Keen observers of the global food and wine scene will have noticed that over the past 10 years it has become, if anything, less global. Gone are the days when a restaurant would be praised for its shipments of foreign seafood - "local" is in.
Wine, too, has seen a resurgence of terroir fervour, with winemakers touting the specialness of their plots. A winemaker's passion, they insist, is so intimately related to the land that the winemaker is an integral part of terroir.

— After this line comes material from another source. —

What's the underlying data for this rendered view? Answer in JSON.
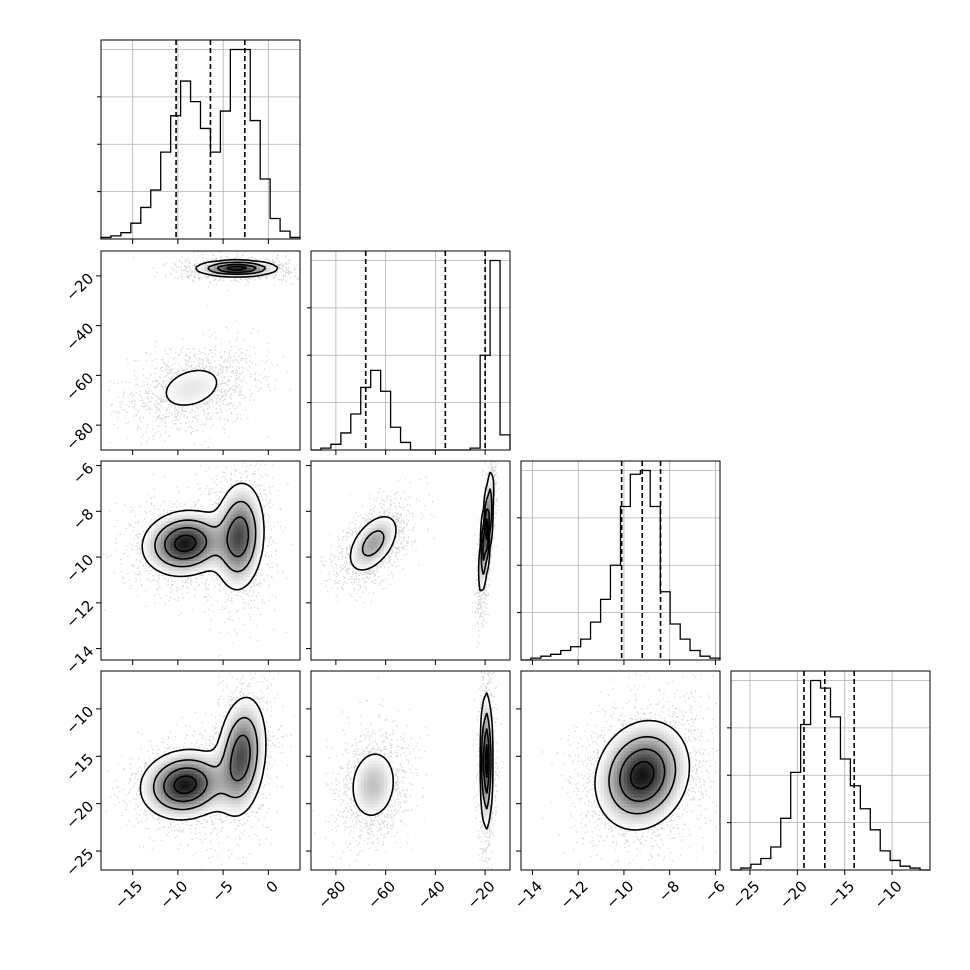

Where does the flying winemaker fit in? For those whose vocabulary doesn't include this 1980s neologism, the flying winemaker is a child of affordable air travel. Instead of communicating by post, winemakers could suddenly travel to regions they'd only read about and actually make wine. Many were Australians using their off-seasons to get in another harvest up north. Ernst "Ernie" Loosen, the iconic German flying winemaker, launched his career with a bout of travel, saying that "if you taste all the great wines of the world, you get an idea about how a great wine should look." Identifying greatness is one thing, implementing it another. If we accept that wines from different places should taste differently (otherwise, why bother flying?), the key is to achieve greatness that is something beyond an aggregate of obvious traits ("generous fruit" or "silky texture") or else risk portfolio homogeneity, the dread of conscientious flying winemakers. Of course, much depends on the winemaker's level of involvement, be it advising on irrigation systems or offering wine hobbyists ready-made wineries lock, stock and barrel, 98-point scores included.
Some consultants have more than 100 properties under their belts; Loosen has a respectable four. When we met him recently, we discussed J. Christopher, his new Oregon property; his Washington joint venture with Chateau St Michelle; his Pfalz estate Villa Wolf; and, of course, his home in the Mosel region. Although these properties represent only a few varieties - mainly riesling and pinot noir - the climates vary hugely. Oregon and Washington, although neighbours, are nothing alike viticulturally; the former is all gentle hills and Burgundian fog, the latter mainly irrigated patches of desert. Although both Loosen and Chateau St Michelle grow riesling, their settings are as unlike as Ma On Shan and Wan Chai. How does Loosen handle this diversity? "A great wine starts in your head; I have a certain idea about a great wine and I think you can transform it to each category." Although this might have terroir obsessives up in arms, it is refreshing to speak to a winemaker who acknowledges man's role in winemaking. One sometimes feels terroir extremists would prefer us to believe that they happened upon a puddle of fermented grape juice collecting at a low point in their fields. Loosen can't be accused of flooding the world with identical wines either. He contributes his years of experience, but also his commercial savvy. This is perhaps the true root of wine fantasists' objections to flying winemakers; they can't countenance the words wine and money in the same sentence. Many wineries never see a cent of profit, only repaying their owners' investment once sold; for many idealists, this is unobjectionable if not laudable.
But for all its romance, wine is a business, and should not be held in an idealistic stranglehold by those who enjoy it. In his own words, Loosen is not a philanthropist, he runs a business. He is also a passionate man bringing diversity and wine from regions many will never visit, and we say cheers to that.